Padahal berdasarkan Pasal 133 KUHAP, dokter forensik berkedudukan sebagai ahli terhadap pihak penyidik dan di depan persidangan mengenai sebab-sebab kematian korban. Sehingga Penyidik disini bukan sebagai posisi sebagai pihak ahli dalam melakukan bedah forensik, tapi diberikan kewenangan oleh peraturan perundang-undangan untuk tetap menyelanggarakan bedah forensik terhadap jenazah tanpa harus mendapatkan informed consent terlebih dahulu dari pihak keluarga.

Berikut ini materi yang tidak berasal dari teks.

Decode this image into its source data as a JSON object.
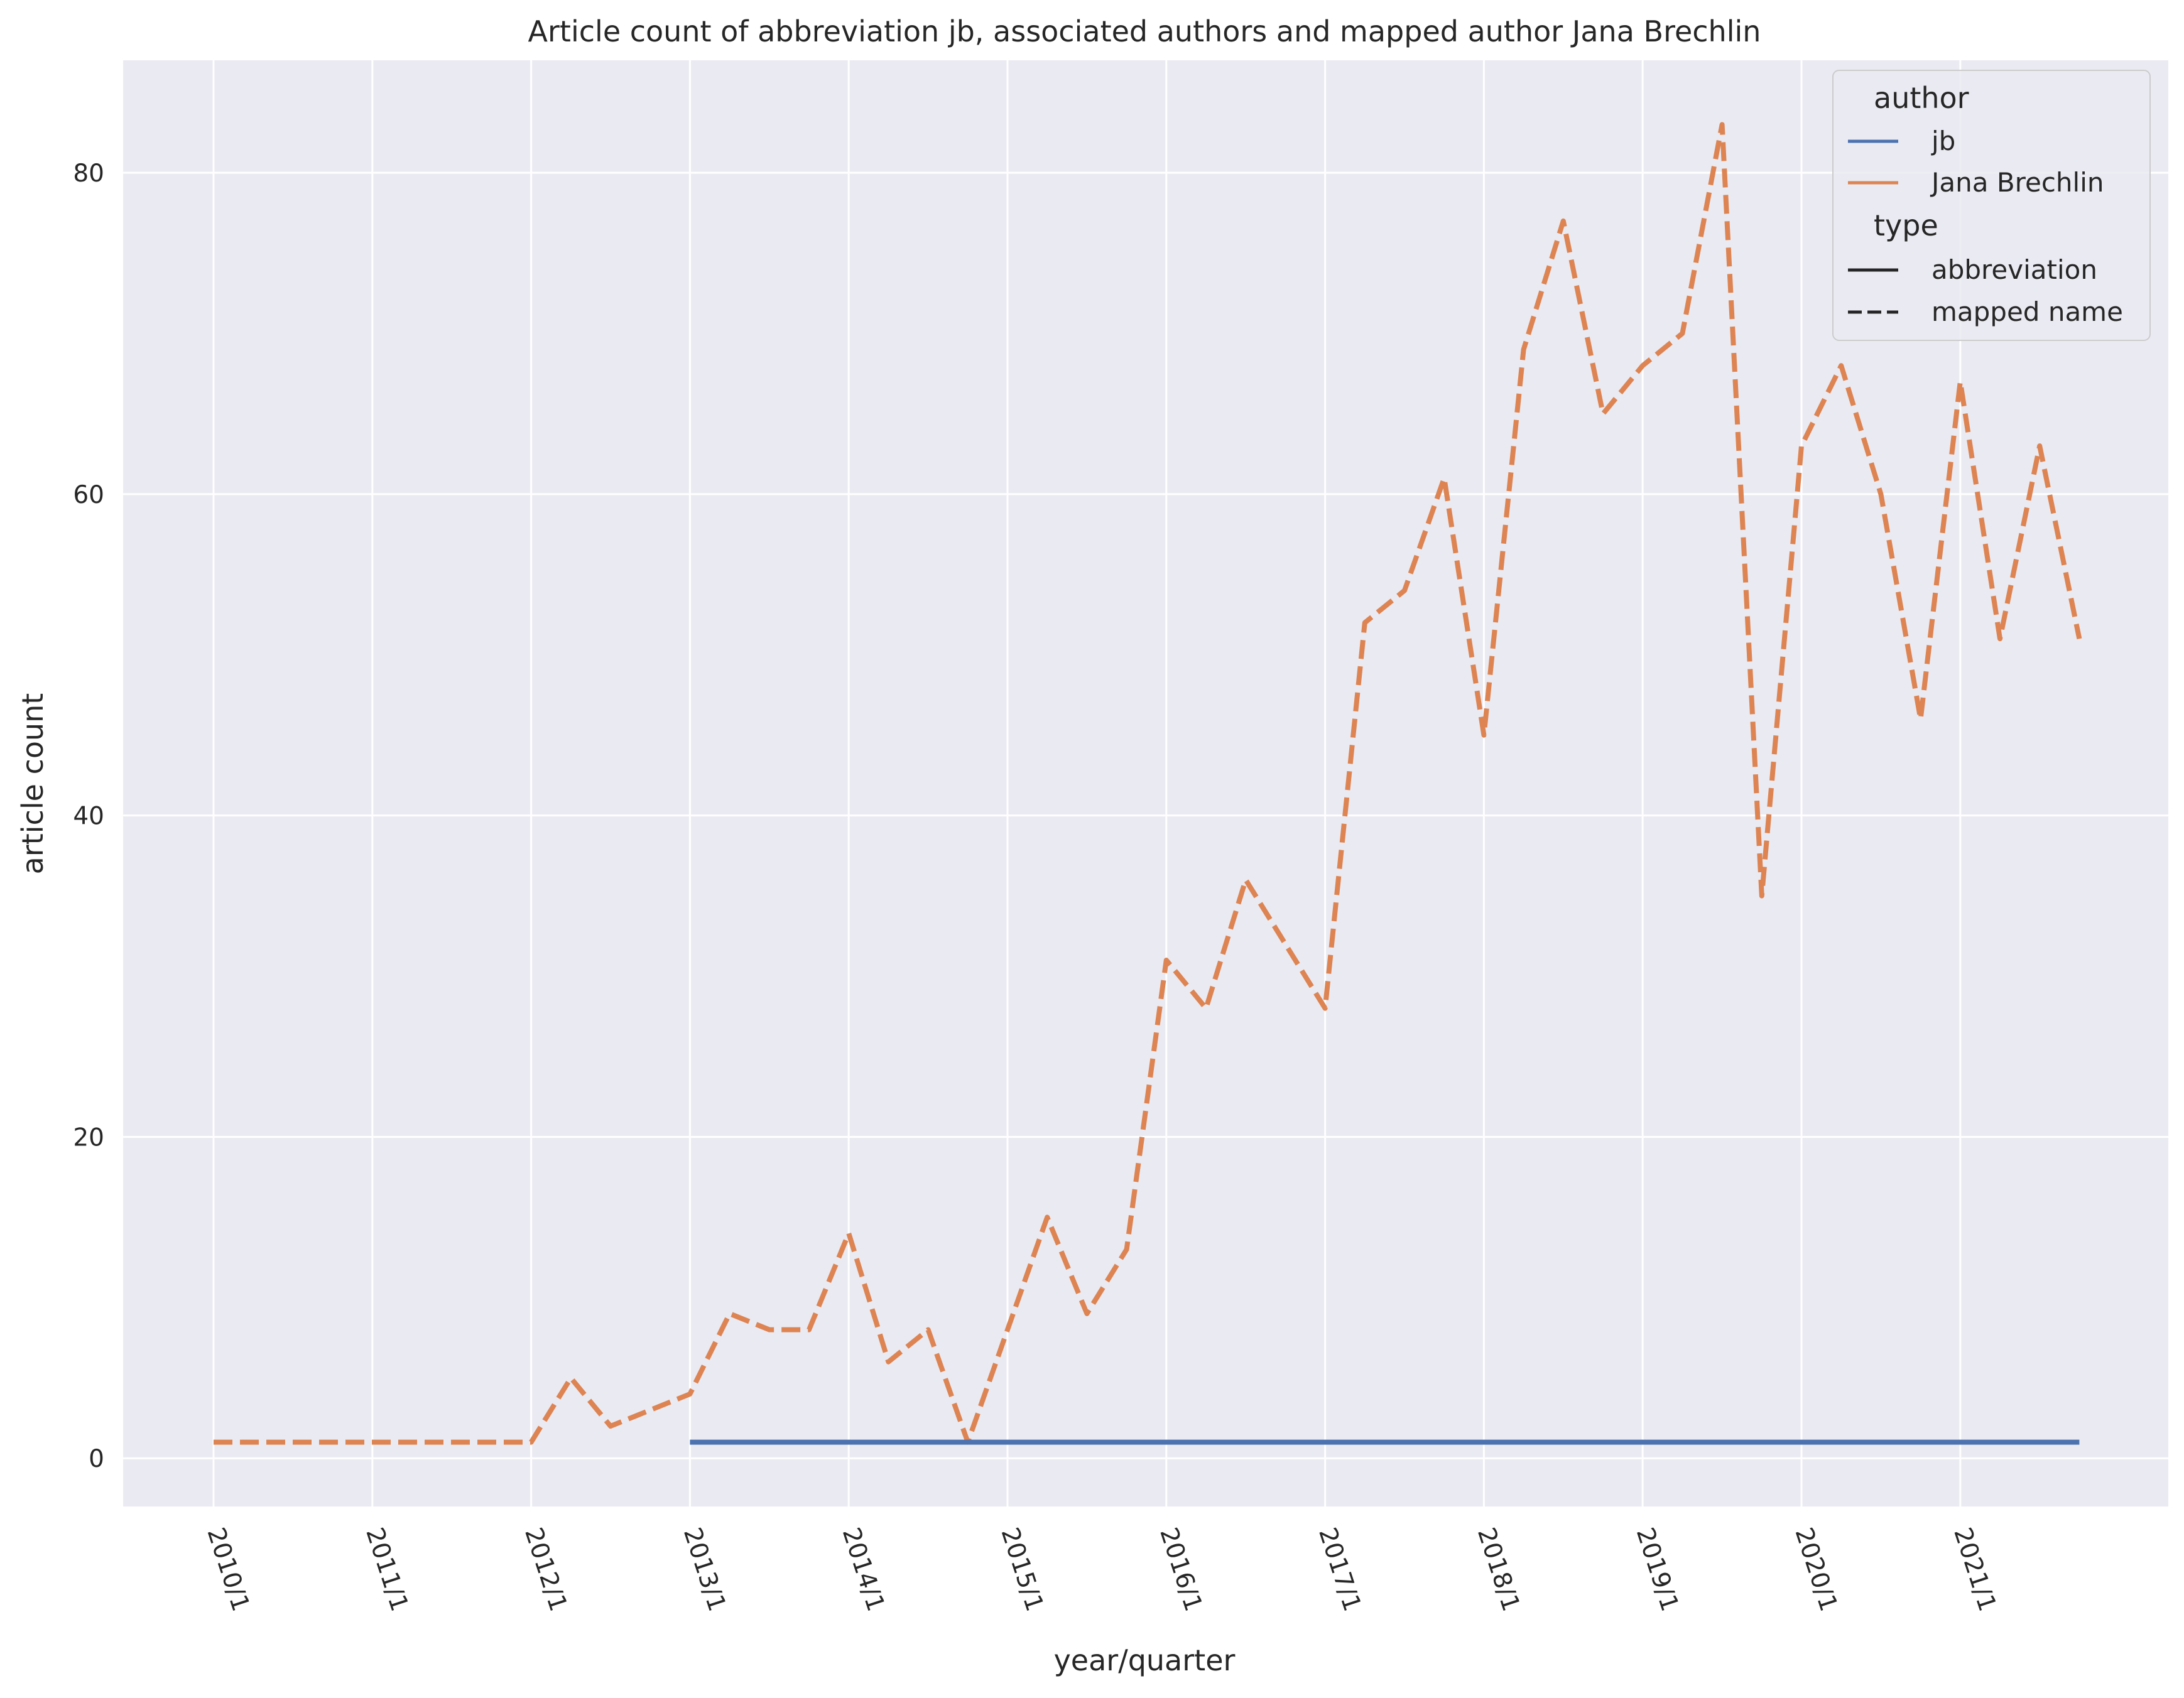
{
  "colors": {
    "background": "#eaeaf2",
    "grid": "#ffffff",
    "jb": "#4c72b0",
    "jana": "#dd8452",
    "text": "#262626"
  },
  "chart_data": {
    "type": "line",
    "title": "Article count of abbreviation jb, associated authors and mapped author Jana Brechlin",
    "xlabel": "year/quarter",
    "ylabel": "article count",
    "x_ticks": [
      "2010/1",
      "2011/1",
      "2012/1",
      "2013/1",
      "2014/1",
      "2015/1",
      "2016/1",
      "2017/1",
      "2018/1",
      "2019/1",
      "2020/1",
      "2021/1"
    ],
    "y_ticks": [
      0,
      20,
      40,
      60,
      80
    ],
    "ylim": [
      -3,
      87
    ],
    "x": [
      "2010/1",
      "2010/2",
      "2010/3",
      "2010/4",
      "2011/1",
      "2011/2",
      "2011/3",
      "2011/4",
      "2012/1",
      "2012/2",
      "2012/3",
      "2012/4",
      "2013/1",
      "2013/2",
      "2013/3",
      "2013/4",
      "2014/1",
      "2014/2",
      "2014/3",
      "2014/4",
      "2015/1",
      "2015/2",
      "2015/3",
      "2015/4",
      "2016/1",
      "2016/2",
      "2016/3",
      "2016/4",
      "2017/1",
      "2017/2",
      "2017/3",
      "2017/4",
      "2018/1",
      "2018/2",
      "2018/3",
      "2018/4",
      "2019/1",
      "2019/2",
      "2019/3",
      "2019/4",
      "2020/1",
      "2020/2",
      "2020/3",
      "2020/4",
      "2021/1",
      "2021/2",
      "2021/3",
      "2021/4"
    ],
    "grid": true,
    "legend": {
      "placement": "top-right",
      "author_title": "author",
      "type_title": "type",
      "authors": [
        {
          "label": "jb",
          "color_key": "jb"
        },
        {
          "label": "Jana Brechlin",
          "color_key": "jana"
        }
      ],
      "types": [
        {
          "label": "abbreviation",
          "style": "solid"
        },
        {
          "label": "mapped name",
          "style": "dashed"
        }
      ]
    },
    "series": [
      {
        "name": "Jana Brechlin",
        "type": "mapped name",
        "color_key": "jana",
        "dashed": true,
        "values": [
          1,
          1,
          1,
          1,
          1,
          1,
          1,
          1,
          1,
          5,
          2,
          3,
          4,
          9,
          8,
          8,
          14,
          6,
          8,
          1,
          8,
          15,
          9,
          13,
          31,
          28,
          36,
          32,
          28,
          52,
          54,
          61,
          45,
          69,
          77,
          65,
          68,
          70,
          83,
          35,
          63,
          68,
          60,
          46,
          67,
          51,
          63,
          51
        ]
      },
      {
        "name": "jb",
        "type": "abbreviation",
        "color_key": "jb",
        "dashed": false,
        "values": [
          null,
          null,
          null,
          null,
          null,
          null,
          null,
          null,
          null,
          null,
          null,
          null,
          1,
          1,
          1,
          1,
          1,
          1,
          1,
          1,
          1,
          1,
          1,
          1,
          1,
          1,
          1,
          1,
          1,
          1,
          1,
          1,
          1,
          1,
          1,
          1,
          1,
          1,
          1,
          1,
          1,
          1,
          1,
          1,
          1,
          1,
          1,
          1
        ]
      }
    ]
  }
}
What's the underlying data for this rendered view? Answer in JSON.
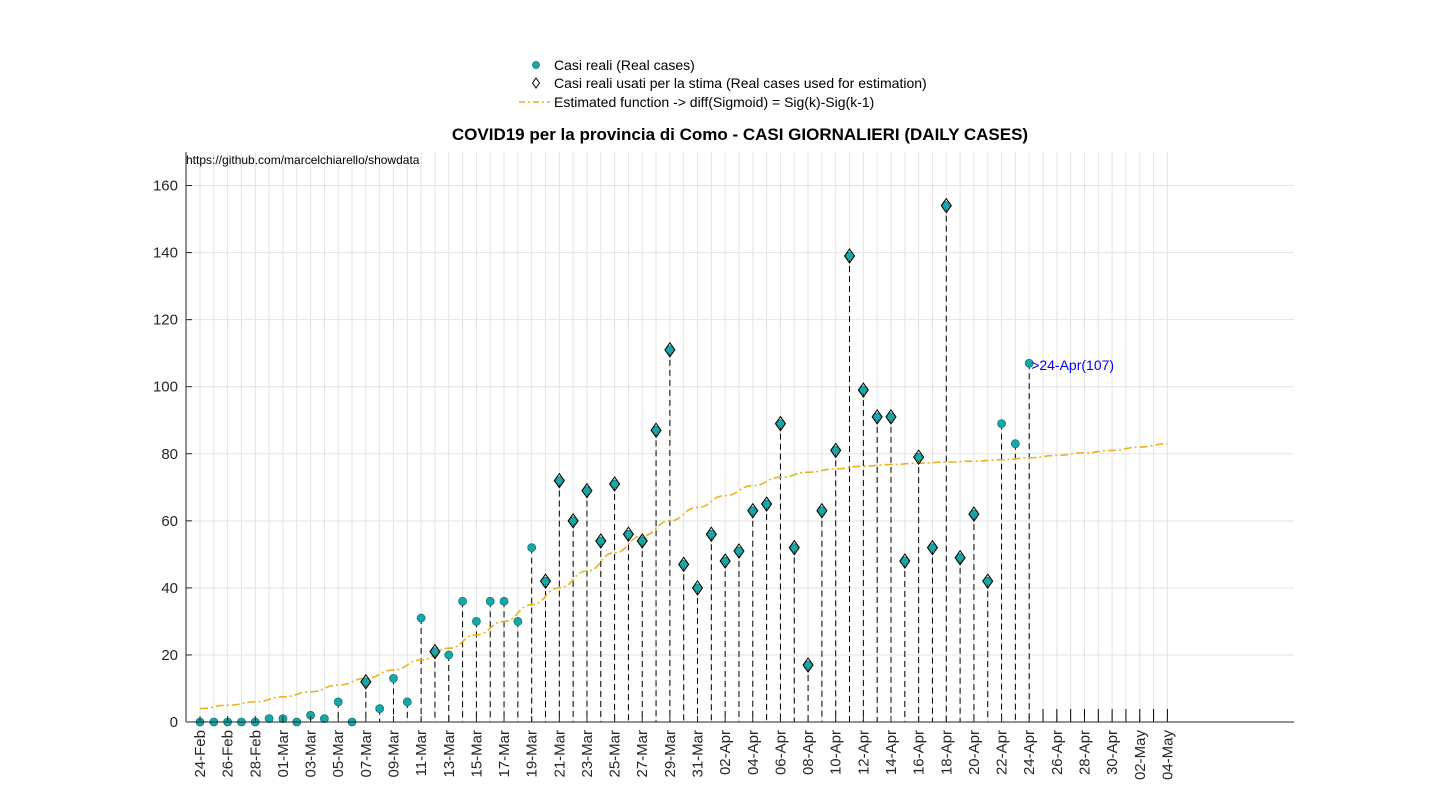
{
  "chart_data": {
    "type": "scatter",
    "title": "COVID19 per la provincia di Como - CASI GIORNALIERI (DAILY CASES)",
    "source_url": "https://github.com/marcelchiarello/showdata",
    "ylim": [
      0,
      170
    ],
    "yticks": [
      0,
      20,
      40,
      60,
      80,
      100,
      120,
      140,
      160
    ],
    "grid": true,
    "legend_position": "top-center",
    "x_start_date": "24-Feb",
    "tick_labels": [
      "24-Feb",
      "26-Feb",
      "28-Feb",
      "01-Mar",
      "03-Mar",
      "05-Mar",
      "07-Mar",
      "09-Mar",
      "11-Mar",
      "13-Mar",
      "15-Mar",
      "17-Mar",
      "19-Mar",
      "21-Mar",
      "23-Mar",
      "25-Mar",
      "27-Mar",
      "29-Mar",
      "31-Mar",
      "02-Apr",
      "04-Apr",
      "06-Apr",
      "08-Apr",
      "10-Apr",
      "12-Apr",
      "14-Apr",
      "16-Apr",
      "18-Apr",
      "20-Apr",
      "22-Apr",
      "24-Apr",
      "26-Apr",
      "28-Apr",
      "30-Apr",
      "02-May",
      "04-May"
    ],
    "legend": [
      {
        "label": "Casi reali (Real cases)",
        "marker": "dot"
      },
      {
        "label": "Casi reali usati per la stima (Real cases used for estimation)",
        "marker": "diamond"
      },
      {
        "label": "Estimated function -> diff(Sigmoid) = Sig(k)-Sig(k-1)",
        "marker": "dashed-line"
      }
    ],
    "series": [
      {
        "name": "Casi reali (Real cases)",
        "x": [
          "24-Feb",
          "25-Feb",
          "26-Feb",
          "27-Feb",
          "28-Feb",
          "29-Feb",
          "01-Mar",
          "02-Mar",
          "03-Mar",
          "04-Mar",
          "05-Mar",
          "06-Mar",
          "07-Mar",
          "08-Mar",
          "09-Mar",
          "10-Mar",
          "11-Mar",
          "12-Mar",
          "13-Mar",
          "14-Mar",
          "15-Mar",
          "16-Mar",
          "17-Mar",
          "18-Mar",
          "19-Mar",
          "20-Mar",
          "21-Mar",
          "22-Mar",
          "23-Mar",
          "24-Mar",
          "25-Mar",
          "26-Mar",
          "27-Mar",
          "28-Mar",
          "29-Mar",
          "30-Mar",
          "31-Mar",
          "01-Apr",
          "02-Apr",
          "03-Apr",
          "04-Apr",
          "05-Apr",
          "06-Apr",
          "07-Apr",
          "08-Apr",
          "09-Apr",
          "10-Apr",
          "11-Apr",
          "12-Apr",
          "13-Apr",
          "14-Apr",
          "15-Apr",
          "16-Apr",
          "17-Apr",
          "18-Apr",
          "19-Apr",
          "20-Apr",
          "21-Apr",
          "22-Apr",
          "23-Apr",
          "24-Apr"
        ],
        "values": [
          0,
          0,
          0,
          0,
          0,
          1,
          1,
          0,
          2,
          1,
          6,
          0,
          12,
          4,
          13,
          6,
          31,
          21,
          20,
          36,
          30,
          36,
          36,
          30,
          52,
          42,
          72,
          60,
          69,
          54,
          71,
          56,
          54,
          87,
          111,
          47,
          40,
          56,
          48,
          51,
          63,
          65,
          89,
          52,
          17,
          63,
          81,
          139,
          99,
          91,
          91,
          48,
          79,
          52,
          154,
          49,
          62,
          42,
          89,
          83,
          107
        ],
        "color": "#1aa6a6"
      },
      {
        "name": "Casi reali usati per la stima (Real cases used for estimation)",
        "x": [
          "07-Mar",
          "12-Mar",
          "20-Mar",
          "21-Mar",
          "22-Mar",
          "23-Mar",
          "24-Mar",
          "25-Mar",
          "26-Mar",
          "27-Mar",
          "28-Mar",
          "29-Mar",
          "30-Mar",
          "31-Mar",
          "01-Apr",
          "02-Apr",
          "03-Apr",
          "04-Apr",
          "05-Apr",
          "06-Apr",
          "07-Apr",
          "08-Apr",
          "09-Apr",
          "10-Apr",
          "11-Apr",
          "12-Apr",
          "13-Apr",
          "14-Apr",
          "15-Apr",
          "16-Apr",
          "17-Apr",
          "18-Apr",
          "19-Apr",
          "20-Apr",
          "21-Apr"
        ],
        "values": [
          12,
          21,
          42,
          72,
          60,
          69,
          54,
          71,
          56,
          54,
          87,
          111,
          47,
          40,
          56,
          48,
          51,
          63,
          65,
          89,
          52,
          17,
          63,
          81,
          139,
          99,
          91,
          91,
          48,
          79,
          52,
          154,
          49,
          62,
          42
        ],
        "color": "#1aa6a6"
      },
      {
        "name": "Estimated function -> diff(Sigmoid) = Sig(k)-Sig(k-1)",
        "x": [
          "24-Feb",
          "26-Feb",
          "28-Feb",
          "01-Mar",
          "03-Mar",
          "05-Mar",
          "07-Mar",
          "09-Mar",
          "11-Mar",
          "13-Mar",
          "15-Mar",
          "17-Mar",
          "19-Mar",
          "21-Mar",
          "23-Mar",
          "25-Mar",
          "27-Mar",
          "29-Mar",
          "31-Mar",
          "02-Apr",
          "04-Apr",
          "06-Apr",
          "08-Apr",
          "10-Apr",
          "12-Apr",
          "14-Apr",
          "16-Apr",
          "18-Apr",
          "20-Apr",
          "22-Apr",
          "24-Apr",
          "26-Apr",
          "28-Apr",
          "30-Apr",
          "02-May",
          "04-May"
        ],
        "values": [
          4,
          5,
          6,
          7.5,
          9,
          11,
          13,
          15.5,
          18.5,
          22,
          26,
          30,
          35,
          40,
          45,
          50.5,
          55.5,
          60,
          64,
          67.5,
          70.5,
          73,
          74.5,
          75.5,
          76.3,
          76.8,
          77.2,
          77.5,
          77.8,
          78.2,
          78.8,
          79.5,
          80.3,
          81,
          82,
          83
        ],
        "color": "#edb120"
      }
    ],
    "annotations": [
      {
        "text": ">24-Apr(107)",
        "x": "24-Apr",
        "y": 107,
        "color": "#0000ff"
      }
    ]
  }
}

Akan tetapi apabila dokter melakukan tindakan bedah mayat tanpa adanya informed consent sebelum pihak keluarga memberikan persetujuan, secara hukum tindakan dokter tersebut dapat dikenakan sanksi hukum. Hal ini berdasarkan Pasal 1 Permenkes RI No. 585/1989 tentang Persetujuan Tindakan Medik, yang menyatakan persetujuan tindakan medis atau informed consent adalah persetujuan yang diberikan oleh pasien atau keluarganya atas dasar penjelasan mengenai tindakan medis yang akan dilakukan terhadap pasien tersebut. Dari ketentuan Permenkes tersebut jika dihubungkan dengan proses Bedah mayat forensik, maka dokter ahli forensik dalam melakukan tindakan Bedah mayat forensik haruslah mendapat persetujuan dari pihak keluarga terlebih dahulu.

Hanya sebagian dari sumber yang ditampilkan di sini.